Desire with loathing strangely mixt,
On wild or hateful objects fixt.
Sense of revenge, the powerless will,20
Still baffled and consuming still;
Sense of intolerable wrong,
And men whom I despis’d made strong!
Vain glorious threats, unmanly vaunting,
Bad men my boasts and fury taunting;25
Rage, sensual passion, mad’ning Brawl,
And shame and terror over all!
Deeds to be hid that were not hid,
Which all confus’d I might not know,
Whether I suffer’d or I did:30
For all was Horror, Guilt, and Woe,
My own or others still the same,
Life-stifling Fear, soul-stifling Shame!
Thus two nights pass’d: the night’s dismay
Sadden’d and stunn’d the boding day.35
I fear’d to sleep: Sleep seemed to be
Disease’s worst malignity.
The third night, when my own loud scream
Had freed me from the fiendish dream,
O’ercome by sufferings dark and wild,40
I wept as I had been a child;
And having thus by Tears subdued
My Trouble to a milder mood,
Such punishments, I thought, were due
To Natures, deepliest stain’d with Sin;45
Still to be stirring up anew
The self-created Hell within,
The Horror of the crimes to view,
To know and loathe, yet wish to do!
With such let fiends make mockery—50
But I—Oh, wherefore this on me?
Frail is my soul, yea, strengthless wholly,
Unequal, restless, melancholy;
But free from Hate and sensual Folly!
To live belov’d is all I need,55
And whom I love, I love indeed,
And etc., etc., etc., etc.[284]
I do not know how I came to scribble down these verses to you—my heart was aching, my head all confused—but they are, doggerel as they may be, a true portrait of my nights.
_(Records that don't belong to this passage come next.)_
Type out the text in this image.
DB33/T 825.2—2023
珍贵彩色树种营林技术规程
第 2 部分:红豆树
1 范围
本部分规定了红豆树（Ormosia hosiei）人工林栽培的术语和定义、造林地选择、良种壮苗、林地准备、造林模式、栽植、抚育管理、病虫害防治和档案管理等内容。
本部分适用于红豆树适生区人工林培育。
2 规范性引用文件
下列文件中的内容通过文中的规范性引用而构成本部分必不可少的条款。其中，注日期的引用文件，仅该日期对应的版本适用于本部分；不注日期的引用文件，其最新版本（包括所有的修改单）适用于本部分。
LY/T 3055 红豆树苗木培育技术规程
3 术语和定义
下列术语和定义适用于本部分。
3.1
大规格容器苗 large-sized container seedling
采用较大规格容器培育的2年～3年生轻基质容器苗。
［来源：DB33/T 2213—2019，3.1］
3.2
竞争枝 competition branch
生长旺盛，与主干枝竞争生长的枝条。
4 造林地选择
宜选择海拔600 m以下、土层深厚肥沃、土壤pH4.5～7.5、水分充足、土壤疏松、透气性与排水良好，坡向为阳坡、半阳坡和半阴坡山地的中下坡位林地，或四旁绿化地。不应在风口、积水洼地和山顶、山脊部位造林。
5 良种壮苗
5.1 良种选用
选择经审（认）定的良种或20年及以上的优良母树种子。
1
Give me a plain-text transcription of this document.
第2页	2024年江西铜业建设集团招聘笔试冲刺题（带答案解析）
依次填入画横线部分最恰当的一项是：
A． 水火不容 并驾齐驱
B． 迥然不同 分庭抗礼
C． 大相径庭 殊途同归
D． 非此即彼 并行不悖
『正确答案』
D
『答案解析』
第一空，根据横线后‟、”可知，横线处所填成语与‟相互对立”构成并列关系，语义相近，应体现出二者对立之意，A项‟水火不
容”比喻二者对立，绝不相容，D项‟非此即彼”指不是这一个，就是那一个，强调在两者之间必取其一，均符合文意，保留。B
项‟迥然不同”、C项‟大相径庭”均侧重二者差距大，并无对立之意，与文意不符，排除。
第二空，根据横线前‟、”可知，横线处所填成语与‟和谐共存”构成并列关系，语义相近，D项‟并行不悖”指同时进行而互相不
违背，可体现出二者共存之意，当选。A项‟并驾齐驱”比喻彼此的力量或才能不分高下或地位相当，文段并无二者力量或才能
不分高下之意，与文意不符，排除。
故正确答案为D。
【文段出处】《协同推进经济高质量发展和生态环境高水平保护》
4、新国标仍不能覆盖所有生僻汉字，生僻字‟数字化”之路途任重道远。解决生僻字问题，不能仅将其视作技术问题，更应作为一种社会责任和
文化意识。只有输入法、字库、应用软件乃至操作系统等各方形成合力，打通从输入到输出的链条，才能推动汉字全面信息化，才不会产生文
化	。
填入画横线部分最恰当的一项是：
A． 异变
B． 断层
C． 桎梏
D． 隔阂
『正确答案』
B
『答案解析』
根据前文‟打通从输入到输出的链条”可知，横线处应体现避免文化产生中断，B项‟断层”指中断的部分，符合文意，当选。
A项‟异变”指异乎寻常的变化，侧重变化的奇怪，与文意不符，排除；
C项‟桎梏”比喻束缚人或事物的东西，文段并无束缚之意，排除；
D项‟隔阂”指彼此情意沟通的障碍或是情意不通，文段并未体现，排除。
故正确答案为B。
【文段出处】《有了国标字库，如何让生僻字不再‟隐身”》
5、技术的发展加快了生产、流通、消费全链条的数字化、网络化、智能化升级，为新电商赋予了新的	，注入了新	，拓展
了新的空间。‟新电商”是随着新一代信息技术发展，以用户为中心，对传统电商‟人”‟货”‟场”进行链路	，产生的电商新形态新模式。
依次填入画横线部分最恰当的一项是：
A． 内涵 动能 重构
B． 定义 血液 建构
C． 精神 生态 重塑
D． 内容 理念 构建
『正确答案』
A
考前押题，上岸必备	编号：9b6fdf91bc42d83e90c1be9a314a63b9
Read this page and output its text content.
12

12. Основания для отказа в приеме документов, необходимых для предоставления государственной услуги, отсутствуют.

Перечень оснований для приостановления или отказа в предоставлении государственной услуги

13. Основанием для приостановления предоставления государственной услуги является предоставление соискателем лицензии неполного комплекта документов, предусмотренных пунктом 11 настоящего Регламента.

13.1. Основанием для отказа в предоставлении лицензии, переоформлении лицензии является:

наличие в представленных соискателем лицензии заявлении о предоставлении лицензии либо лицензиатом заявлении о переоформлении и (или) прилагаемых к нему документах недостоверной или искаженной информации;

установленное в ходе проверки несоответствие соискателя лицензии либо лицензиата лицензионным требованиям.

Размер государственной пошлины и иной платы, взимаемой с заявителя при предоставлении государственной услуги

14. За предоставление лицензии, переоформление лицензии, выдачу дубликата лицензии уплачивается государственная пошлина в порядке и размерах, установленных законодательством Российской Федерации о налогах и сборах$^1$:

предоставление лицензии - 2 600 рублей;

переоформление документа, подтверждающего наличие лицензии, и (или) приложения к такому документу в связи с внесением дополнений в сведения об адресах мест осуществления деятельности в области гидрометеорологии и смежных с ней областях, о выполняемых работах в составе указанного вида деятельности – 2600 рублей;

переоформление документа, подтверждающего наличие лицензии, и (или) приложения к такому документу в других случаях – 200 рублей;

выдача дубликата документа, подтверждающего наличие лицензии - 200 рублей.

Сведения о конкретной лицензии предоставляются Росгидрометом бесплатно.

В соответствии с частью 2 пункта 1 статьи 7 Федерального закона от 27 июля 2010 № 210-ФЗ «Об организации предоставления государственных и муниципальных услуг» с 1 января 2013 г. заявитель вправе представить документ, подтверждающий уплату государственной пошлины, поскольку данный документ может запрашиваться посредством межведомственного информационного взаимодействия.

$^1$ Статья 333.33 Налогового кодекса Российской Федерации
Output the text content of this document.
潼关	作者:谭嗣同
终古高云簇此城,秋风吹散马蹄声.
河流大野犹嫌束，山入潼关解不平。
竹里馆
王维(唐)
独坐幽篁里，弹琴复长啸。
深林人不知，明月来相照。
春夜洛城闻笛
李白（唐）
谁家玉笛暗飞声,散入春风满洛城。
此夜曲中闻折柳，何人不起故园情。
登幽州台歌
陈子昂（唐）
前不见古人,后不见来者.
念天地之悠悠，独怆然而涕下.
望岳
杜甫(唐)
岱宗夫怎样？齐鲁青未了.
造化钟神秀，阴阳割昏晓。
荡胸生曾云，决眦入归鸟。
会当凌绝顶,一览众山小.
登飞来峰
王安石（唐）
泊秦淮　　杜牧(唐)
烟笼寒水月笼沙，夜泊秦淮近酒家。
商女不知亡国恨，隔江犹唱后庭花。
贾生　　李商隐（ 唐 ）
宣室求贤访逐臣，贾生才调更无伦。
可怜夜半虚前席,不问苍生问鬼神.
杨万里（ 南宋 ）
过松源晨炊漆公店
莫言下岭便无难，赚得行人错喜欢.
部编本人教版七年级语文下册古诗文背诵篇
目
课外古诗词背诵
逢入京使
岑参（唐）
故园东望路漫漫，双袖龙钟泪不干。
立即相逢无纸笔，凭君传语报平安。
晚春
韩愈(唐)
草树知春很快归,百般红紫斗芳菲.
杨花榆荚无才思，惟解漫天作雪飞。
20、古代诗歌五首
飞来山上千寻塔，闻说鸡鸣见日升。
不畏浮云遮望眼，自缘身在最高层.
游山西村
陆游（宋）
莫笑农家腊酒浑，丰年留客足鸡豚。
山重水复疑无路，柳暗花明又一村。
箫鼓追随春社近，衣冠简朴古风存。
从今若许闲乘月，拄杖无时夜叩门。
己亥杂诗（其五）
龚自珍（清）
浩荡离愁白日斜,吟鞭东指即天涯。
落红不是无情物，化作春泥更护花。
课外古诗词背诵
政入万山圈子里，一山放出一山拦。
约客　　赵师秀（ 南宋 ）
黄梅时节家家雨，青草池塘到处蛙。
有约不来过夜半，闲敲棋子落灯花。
What to do, I am at a loss; for it is hard thus to be withered, having the faculties and attainments which I have. We will soon meet, and I will do all I can to console poor Edith.—O dear, dear Southey! my head is sadly confused. After a rapid walk of thirty-three miles your letters have had the effect of perfect intoxication in my head and eyes. Change! change! change! O God of Eternity! When shall we be at rest in thee?